Obuchowski N A
Department of Biostatistics and Epidemiology, Cleveland Clinic Foundation, Ohio 44195-5196, USA.
Biometrics. 1997 Jun;53(2):567-78.
Current methods for estimating the accuracy of diagnostic tests require independence of the test results in the sample. However, cases in which there are multiple test results from the same patient are quite common. In such cases, estimation and inference of the accuracy of diagnostic tests must account for intracluster correlation. In the present paper, the structural components method of DeLong, DeLong, and Clarke-Pearson (1988, Biometrics 44, 837-844) is extended to the estimation of the Receiver Operating Characteristics (ROC) curve area for clustered data, incorporating the concepts of design effect and effective sample size used by Rao and Scott (1992, Biometrics 48, 577-585) for clustered binary data. Results of a Monte Carlo simulation study indicate that the size of statistical tests that assume independence is inflated in the presence of intracluster correlation. The proposed method, on the other hand, appropriately handles a wide variety of intracluster correlations, e.g., correlations between true disease statuses and between test results. In addition, the method can be applied to both continuous and ordinal test results. A strategy for estimating sample size requirements for future studies using clustered data is discussed.

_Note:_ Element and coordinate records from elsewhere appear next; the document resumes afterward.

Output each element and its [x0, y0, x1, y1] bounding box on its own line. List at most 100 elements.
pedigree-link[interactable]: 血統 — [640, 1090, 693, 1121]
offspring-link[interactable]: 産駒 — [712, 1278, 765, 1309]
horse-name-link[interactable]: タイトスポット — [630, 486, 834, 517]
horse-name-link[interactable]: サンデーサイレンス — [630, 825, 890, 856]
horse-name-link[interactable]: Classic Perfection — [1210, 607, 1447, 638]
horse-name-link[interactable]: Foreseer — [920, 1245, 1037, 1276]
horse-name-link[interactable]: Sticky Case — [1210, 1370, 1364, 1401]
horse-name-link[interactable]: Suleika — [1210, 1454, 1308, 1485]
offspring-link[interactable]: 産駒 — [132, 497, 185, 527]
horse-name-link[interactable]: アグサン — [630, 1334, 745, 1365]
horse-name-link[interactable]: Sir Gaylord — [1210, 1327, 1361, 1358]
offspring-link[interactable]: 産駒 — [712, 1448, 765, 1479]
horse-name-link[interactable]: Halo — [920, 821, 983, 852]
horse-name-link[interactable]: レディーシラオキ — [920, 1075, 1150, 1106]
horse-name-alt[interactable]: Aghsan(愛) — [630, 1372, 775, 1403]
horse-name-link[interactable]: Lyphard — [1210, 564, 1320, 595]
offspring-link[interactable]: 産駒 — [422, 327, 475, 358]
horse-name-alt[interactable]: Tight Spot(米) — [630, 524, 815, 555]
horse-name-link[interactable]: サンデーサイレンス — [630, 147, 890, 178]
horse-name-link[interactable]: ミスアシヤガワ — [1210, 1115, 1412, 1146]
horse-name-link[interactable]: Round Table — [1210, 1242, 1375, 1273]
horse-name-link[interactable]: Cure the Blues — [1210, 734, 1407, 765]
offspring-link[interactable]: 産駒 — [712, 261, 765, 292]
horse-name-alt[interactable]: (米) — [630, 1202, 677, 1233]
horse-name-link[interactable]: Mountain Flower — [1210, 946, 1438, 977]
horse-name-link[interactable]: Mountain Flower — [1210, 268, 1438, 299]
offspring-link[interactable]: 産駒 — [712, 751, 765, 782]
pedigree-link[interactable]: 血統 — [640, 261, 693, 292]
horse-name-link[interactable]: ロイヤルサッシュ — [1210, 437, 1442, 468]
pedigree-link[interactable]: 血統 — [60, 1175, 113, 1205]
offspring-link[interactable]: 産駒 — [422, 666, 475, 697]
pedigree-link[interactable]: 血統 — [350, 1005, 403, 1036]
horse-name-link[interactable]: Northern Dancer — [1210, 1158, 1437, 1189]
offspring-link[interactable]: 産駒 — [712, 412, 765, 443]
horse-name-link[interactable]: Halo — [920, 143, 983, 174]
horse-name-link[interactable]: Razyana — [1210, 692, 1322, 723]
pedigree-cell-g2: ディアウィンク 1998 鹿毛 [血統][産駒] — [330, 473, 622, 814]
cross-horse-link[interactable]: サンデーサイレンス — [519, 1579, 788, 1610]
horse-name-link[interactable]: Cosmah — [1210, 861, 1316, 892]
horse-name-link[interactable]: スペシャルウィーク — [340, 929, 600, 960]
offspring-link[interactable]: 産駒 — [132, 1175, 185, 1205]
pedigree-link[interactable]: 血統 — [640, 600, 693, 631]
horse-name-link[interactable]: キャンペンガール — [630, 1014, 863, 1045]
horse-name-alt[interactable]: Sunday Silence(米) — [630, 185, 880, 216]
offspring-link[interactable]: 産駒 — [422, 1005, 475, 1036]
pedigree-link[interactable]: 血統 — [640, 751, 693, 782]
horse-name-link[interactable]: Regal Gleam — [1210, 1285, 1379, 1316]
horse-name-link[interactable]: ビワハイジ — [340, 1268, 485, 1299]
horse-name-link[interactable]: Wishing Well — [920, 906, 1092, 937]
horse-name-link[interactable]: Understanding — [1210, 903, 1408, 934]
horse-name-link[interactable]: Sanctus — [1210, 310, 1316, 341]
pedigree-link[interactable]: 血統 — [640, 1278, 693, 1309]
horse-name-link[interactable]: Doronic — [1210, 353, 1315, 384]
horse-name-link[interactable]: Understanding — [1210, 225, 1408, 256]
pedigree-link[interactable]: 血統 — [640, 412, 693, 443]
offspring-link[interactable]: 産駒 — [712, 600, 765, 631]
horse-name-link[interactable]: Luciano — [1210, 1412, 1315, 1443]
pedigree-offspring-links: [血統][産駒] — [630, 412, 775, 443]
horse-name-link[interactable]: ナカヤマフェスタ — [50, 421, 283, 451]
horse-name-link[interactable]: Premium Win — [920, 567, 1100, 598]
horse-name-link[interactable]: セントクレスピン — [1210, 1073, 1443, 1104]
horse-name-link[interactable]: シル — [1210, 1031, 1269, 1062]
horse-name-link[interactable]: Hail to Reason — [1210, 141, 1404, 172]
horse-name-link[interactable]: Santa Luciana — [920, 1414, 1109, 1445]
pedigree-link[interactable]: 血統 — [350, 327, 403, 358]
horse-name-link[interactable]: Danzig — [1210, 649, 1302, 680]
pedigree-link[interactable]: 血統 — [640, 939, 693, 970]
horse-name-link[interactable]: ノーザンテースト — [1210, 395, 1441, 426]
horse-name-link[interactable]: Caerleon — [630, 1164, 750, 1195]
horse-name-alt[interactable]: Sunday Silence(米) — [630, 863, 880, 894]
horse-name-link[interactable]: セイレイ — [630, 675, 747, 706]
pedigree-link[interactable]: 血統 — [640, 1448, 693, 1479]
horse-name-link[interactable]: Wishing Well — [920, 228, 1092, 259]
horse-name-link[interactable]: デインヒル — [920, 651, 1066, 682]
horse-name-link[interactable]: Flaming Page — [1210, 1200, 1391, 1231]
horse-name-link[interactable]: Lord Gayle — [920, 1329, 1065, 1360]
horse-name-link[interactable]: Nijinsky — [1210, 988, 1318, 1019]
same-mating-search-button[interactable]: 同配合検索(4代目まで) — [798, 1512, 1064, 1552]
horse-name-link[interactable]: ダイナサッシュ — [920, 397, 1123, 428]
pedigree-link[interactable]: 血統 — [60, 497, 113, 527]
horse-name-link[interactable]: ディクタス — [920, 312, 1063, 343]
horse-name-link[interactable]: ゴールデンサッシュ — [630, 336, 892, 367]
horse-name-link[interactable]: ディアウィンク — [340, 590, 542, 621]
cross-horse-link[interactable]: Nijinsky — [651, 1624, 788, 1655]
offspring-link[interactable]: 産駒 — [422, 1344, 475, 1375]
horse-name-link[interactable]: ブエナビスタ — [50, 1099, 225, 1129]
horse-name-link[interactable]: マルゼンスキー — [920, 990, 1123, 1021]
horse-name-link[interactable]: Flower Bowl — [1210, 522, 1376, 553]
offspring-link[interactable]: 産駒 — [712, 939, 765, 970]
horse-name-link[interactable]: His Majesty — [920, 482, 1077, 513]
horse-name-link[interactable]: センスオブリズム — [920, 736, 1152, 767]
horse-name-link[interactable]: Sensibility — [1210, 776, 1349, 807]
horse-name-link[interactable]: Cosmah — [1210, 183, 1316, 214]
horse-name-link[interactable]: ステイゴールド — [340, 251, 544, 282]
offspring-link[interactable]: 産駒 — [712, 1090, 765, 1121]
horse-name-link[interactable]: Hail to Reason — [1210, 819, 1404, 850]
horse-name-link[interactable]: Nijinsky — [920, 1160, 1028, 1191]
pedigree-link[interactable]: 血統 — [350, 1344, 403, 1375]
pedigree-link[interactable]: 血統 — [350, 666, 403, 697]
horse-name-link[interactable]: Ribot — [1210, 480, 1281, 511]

当前用于估计诊断测试准确性的方法要求样本中的测试结果相互独立。然而,同一患者有多个测试结果的情况相当常见。在这种情况下,诊断测试准确性的估计和推断必须考虑聚类内相关性。在本文中,将DeLong、DeLong和Clarke-Pearson(1988年,《生物统计学》44卷,837 - 844页)的结构成分法扩展到用于聚类数据的受试者工作特征(ROC)曲线面积估计,纳入了Rao和Scott(1992年,《生物统计学》48卷,577 - 585页)用于聚类二元数据的设计效应和有效样本量的概念。蒙特卡罗模拟研究结果表明,在存在聚类内相关性的情况下,假设独立性的统计检验规模会膨胀。另一方面,所提出的方法能够适当地处理各种聚类内相关性,例如真实疾病状态之间以及测试结果之间的相关性。此外,该方法可应用于连续和有序的测试结果。还讨论了使用聚类数据进行未来研究时估计样本量要求的策略。